"Valérian" de Luc Besson pourrait ne pas être tourné en France

Par @Culturebox
Mis à jour le 25/08/2015 à 19H48, publié le 24/08/2015 à 20H18
Luc Besson à Pékin le 18 avril 2015

Luc Besson à Pékin le 18 avril 2015

© Wu Hong / EPA / Newscom / MaxPPP

Le réalisateur français Luc Besson redoute que son prochain long métrage, "Valérian", superproduction d'un budget de 170 millions d'euros devant employer quelque 1.200 personnes pendant 6 mois, ne se tourne pas en France. Motif : le crédit d'impôt défavorable aux films en langue anglaise. Réponse de Fleur Pellerin : elle ne fera pas de cas particulier...

Le système de crédit d'impôt cinéma permet à une société de production de déduire de son imposition 20% de certaines dépenses de production effectuées en France. "Je ne sais pas si je pourrai tourner en France. C'est dans les arcanes politiques... Je pense que tout le monde aimerait bien que l'on fasse le film ici, encore faut-il qu'on ait le droit", a assuré le cinéaste sur RTL, lundi soir.

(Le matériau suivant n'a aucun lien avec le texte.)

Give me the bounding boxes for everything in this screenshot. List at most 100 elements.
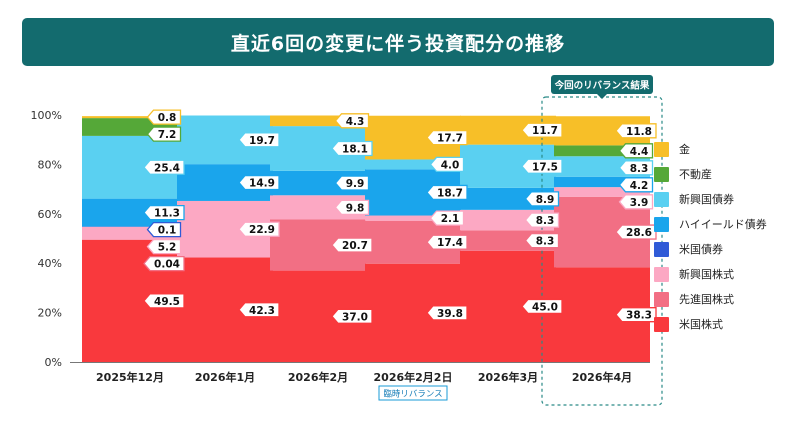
x-tick-label: 2026年2月 <box>288 370 348 384</box>
data-label-box <box>146 221 182 238</box>
legend-label: 先進国株式 <box>679 293 734 306</box>
data-label-box <box>146 126 182 142</box>
data-label-box <box>618 143 654 159</box>
data-label-box <box>524 191 560 207</box>
data-label: 11.7 <box>532 125 558 137</box>
data-label-box <box>331 237 373 253</box>
data-label-box <box>238 221 280 237</box>
data-label: 38.3 <box>626 310 652 322</box>
x-tick-label: 2026年3月 <box>478 370 538 384</box>
data-label-box <box>429 156 465 173</box>
data-label: 3.9 <box>630 197 649 209</box>
y-tick-label: 20% <box>38 307 62 320</box>
legend-item: 新興国株式 <box>654 265 767 283</box>
x-tick-label: 2026年1月 <box>195 370 255 384</box>
x-tick-label: 2026年2月2日 <box>374 370 453 384</box>
data-label-box <box>238 132 280 148</box>
bar-segment <box>554 187 650 197</box>
data-label-box <box>426 234 468 250</box>
callout-box <box>551 75 653 94</box>
data-label: 20.7 <box>342 240 368 252</box>
legend-label: ハイイールド債券 <box>679 218 767 231</box>
data-label: 42.3 <box>249 305 275 317</box>
legend-item: 不動産 <box>654 165 767 183</box>
data-label: 4.3 <box>346 116 365 128</box>
data-label-box <box>143 293 185 309</box>
data-label-box <box>146 109 182 125</box>
y-tick-label: 100% <box>31 109 62 122</box>
data-label: 0.04 <box>154 259 180 271</box>
data-label: 0.1 <box>158 225 177 237</box>
special-note-box <box>378 385 448 401</box>
data-label-box <box>143 159 185 175</box>
data-label-box <box>426 184 468 201</box>
data-label: 18.7 <box>437 187 463 199</box>
y-tick-label: 40% <box>38 257 62 270</box>
legend-item: 新興国債券 <box>654 190 767 208</box>
data-label-box <box>618 177 654 193</box>
legend-swatch <box>654 291 669 307</box>
y-tick-label: 60% <box>38 208 62 221</box>
data-label: 49.5 <box>154 296 180 308</box>
data-label: 8.3 <box>630 163 649 175</box>
legend-swatch <box>654 266 669 282</box>
data-label-box <box>238 302 280 318</box>
x-tick-label: 2025年12月 <box>96 370 164 384</box>
legend-label: 金 <box>679 143 690 156</box>
data-label: 11.8 <box>626 126 652 138</box>
bar-segment <box>365 159 461 170</box>
data-label: 0.8 <box>158 112 177 124</box>
data-label-box <box>615 123 657 139</box>
data-label: 17.4 <box>437 237 463 249</box>
data-label: 4.2 <box>630 180 649 192</box>
legend-swatch <box>654 191 669 207</box>
data-label: 9.9 <box>346 178 365 190</box>
data-label-box <box>238 174 280 191</box>
data-label-box <box>615 224 657 240</box>
bar-segment <box>270 115 366 127</box>
data-label: 22.9 <box>249 224 275 236</box>
legend-item: ハイイールド債券 <box>654 215 767 233</box>
data-label: 4.0 <box>441 159 460 171</box>
bar-segment <box>365 215 461 221</box>
data-label: 18.1 <box>342 143 368 155</box>
legend-swatch <box>654 141 669 157</box>
data-label-box <box>143 204 185 221</box>
bar-segment <box>554 145 650 157</box>
data-label: 2.1 <box>441 213 460 225</box>
data-label-box <box>146 238 182 255</box>
legend-label: 米国債券 <box>679 243 723 256</box>
data-label: 19.7 <box>249 135 275 147</box>
data-label-box <box>426 305 468 321</box>
data-label-box <box>615 307 657 323</box>
legend-label: 米国株式 <box>679 318 723 331</box>
data-label-box <box>426 129 468 146</box>
data-label: 4.4 <box>630 146 649 158</box>
data-label-box <box>334 113 370 129</box>
data-label: 8.3 <box>536 215 555 227</box>
data-label-box <box>334 199 370 216</box>
legend-swatch <box>654 316 669 332</box>
data-label: 17.7 <box>437 133 463 145</box>
data-label: 9.8 <box>346 202 365 214</box>
legend-item: 先進国株式 <box>654 290 767 308</box>
data-label-box <box>143 255 185 272</box>
data-label-box <box>331 308 373 324</box>
chart-legend: 金不動産新興国債券ハイイールド債券 米国債券新興国株式先進国株式米国株式 <box>654 140 767 333</box>
legend-swatch <box>654 216 669 232</box>
data-label: 14.9 <box>249 178 275 190</box>
data-label: 25.4 <box>154 162 180 174</box>
data-label-box <box>524 212 560 228</box>
legend-swatch <box>654 241 669 257</box>
x-tick-label: 2026年4月 <box>572 370 632 384</box>
data-label: 5.2 <box>158 242 177 254</box>
data-label: 8.3 <box>536 236 555 248</box>
data-label: 37.0 <box>342 311 368 323</box>
data-label-box <box>521 158 563 174</box>
data-label-box <box>524 232 560 249</box>
y-tick-label: 0% <box>45 356 62 369</box>
legend-label: 新興国債券 <box>679 193 734 206</box>
chart-title: 直近6回の変更に伴う投資配分の推移 <box>22 18 774 66</box>
data-label-box <box>331 140 373 157</box>
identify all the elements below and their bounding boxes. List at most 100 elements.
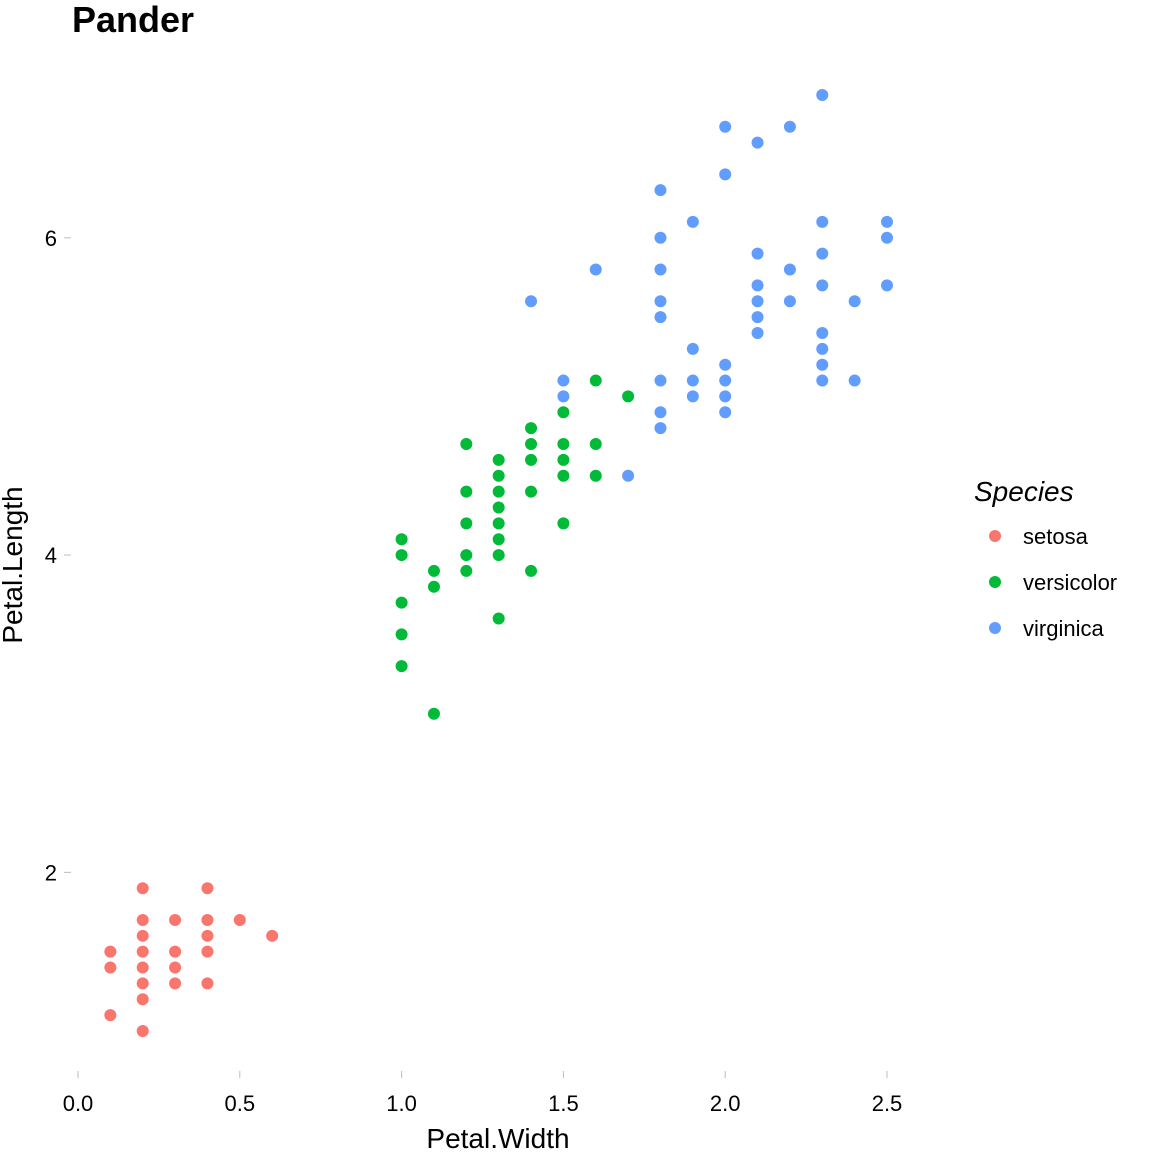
data-point [686,215,699,228]
y-tick-label: 2 [45,860,57,885]
data-point [492,517,505,530]
y-tick-label: 4 [45,543,57,568]
data-point [525,564,538,577]
data-point [816,358,829,371]
data-point [525,438,538,451]
data-point [654,374,667,387]
data-point [816,342,829,355]
data-point [136,1025,149,1037]
data-point [816,215,829,228]
data-point [492,469,505,482]
data-point [266,929,279,942]
x-tick-label: 0.0 [63,1091,94,1116]
data-point [427,564,440,577]
data-point [492,549,505,562]
data-point [136,913,149,926]
y-axis-title: Petal.Length [0,486,28,643]
data-point [783,295,796,308]
x-tick-label: 1.5 [548,1091,579,1116]
data-point [492,485,505,498]
data-point [169,961,182,974]
data-points [104,89,893,1037]
data-point [136,961,149,974]
data-point [654,406,667,419]
data-point [816,247,829,260]
data-point [783,120,796,133]
data-point [881,215,893,228]
data-point [589,263,602,276]
data-point [622,469,635,482]
data-point [654,311,667,324]
data-point [427,707,440,720]
data-point [201,913,214,926]
data-point [492,501,505,514]
data-point [104,961,117,974]
data-point [719,168,732,181]
data-point [525,295,538,308]
data-point [654,295,667,308]
data-point [201,929,214,942]
legend: Species setosa versicolor virginica [974,476,1117,641]
series-virginica [525,89,893,482]
data-point [589,374,602,387]
data-point [654,422,667,435]
data-point [557,469,570,482]
data-point [460,564,473,577]
data-point [557,453,570,466]
legend-key-versicolor [989,576,1001,588]
legend-label-versicolor: versicolor [1023,570,1117,595]
data-point [816,89,829,101]
data-point [622,390,635,403]
data-point [557,438,570,451]
data-point [460,549,473,562]
legend-key-virginica [989,622,1001,634]
data-point [492,533,505,546]
series-versicolor [395,374,635,720]
series-setosa [104,882,279,1037]
data-point [169,913,182,926]
data-point [169,945,182,958]
data-point [525,422,538,435]
legend-title: Species [974,476,1074,507]
data-point [816,326,829,339]
data-point [719,374,732,387]
x-tick-label: 2.0 [710,1091,741,1116]
data-point [557,390,570,403]
data-point [557,374,570,387]
data-point [686,342,699,355]
data-point [589,438,602,451]
data-point [654,184,667,197]
data-point [395,596,408,609]
data-point [136,945,149,958]
data-point [169,977,182,990]
data-point [201,882,214,895]
data-point [686,390,699,403]
data-point [395,533,408,546]
data-point [201,945,214,958]
y-axis: 2 4 6 [45,226,71,885]
data-point [881,231,893,244]
data-point [427,580,440,593]
data-point [525,485,538,498]
data-point [557,406,570,419]
data-point [136,882,149,895]
chart-title: Pander [72,0,194,40]
data-point [460,438,473,451]
x-tick-label: 1.0 [386,1091,417,1116]
data-point [751,311,764,324]
legend-label-setosa: setosa [1023,524,1089,549]
data-point [719,120,732,133]
y-tick-label: 6 [45,226,57,251]
legend-key-setosa [989,530,1001,542]
data-point [816,374,829,387]
data-point [751,295,764,308]
x-tick-label: 0.5 [225,1091,256,1116]
data-point [751,326,764,339]
data-point [719,358,732,371]
data-point [136,929,149,942]
data-point [654,231,667,244]
legend-label-virginica: virginica [1023,616,1104,641]
data-point [557,517,570,530]
data-point [881,279,893,292]
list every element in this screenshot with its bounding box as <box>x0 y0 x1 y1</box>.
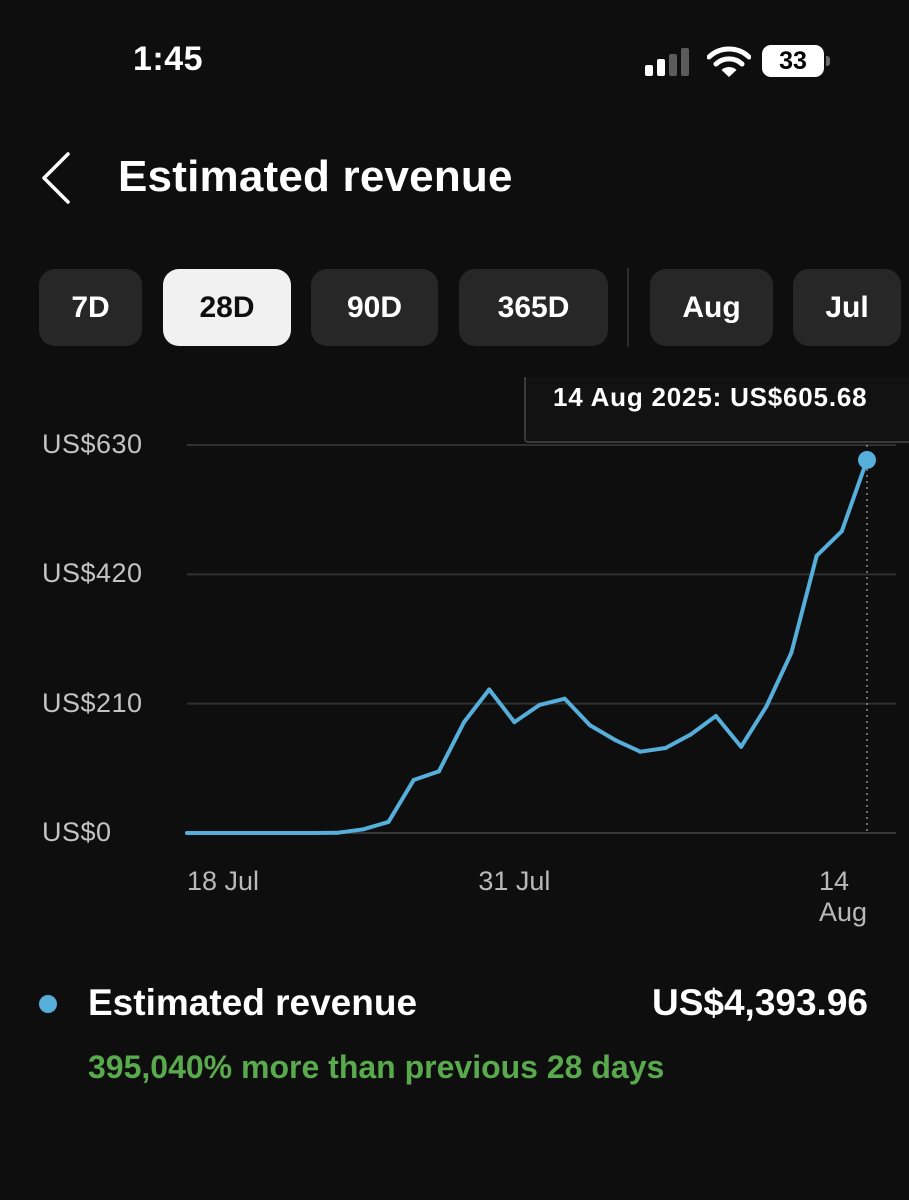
revenue-line-segment <box>688 713 718 737</box>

"Je ne suis ni optimiste ni pessimiste. Je prépare mon film et j'espère que ça pourra s'arranger...", a-t-il ajouté à propos de l'adaptation de la BD de Pierre Christin et Jean-Claude Mézières. "J'ai envie de tourner dans mon pays avec des techniciens français. Ça me met les boules comme on dit. J'ai prévenu les autorités", a affirmé Luc Besson, citant le nom de François Hollande.

"Un trou juridique"

"Il y a un tout petit problème qui s'appelle les crédits d'impôts qui, en France pour les films français, sont de 20% et pour les films étrangers de 30%... Le seul problème, c'est que je suis un film français en langue anglaise donc j'ai le droit à zéro en tant que film français. En tant que film étranger du coup, j'ai droit à zéro parce que le producteur est français. Je suis dans une espèce de trou juridique."

Selon le cinéaste et producteur, s'il tourne en Hongrie, il récupère fiscalement de ce pays 35 à 40% de l'investissement total. "Je suis patriote, mais 15 à 20 millions ça commence à faire un peu lourd (...)".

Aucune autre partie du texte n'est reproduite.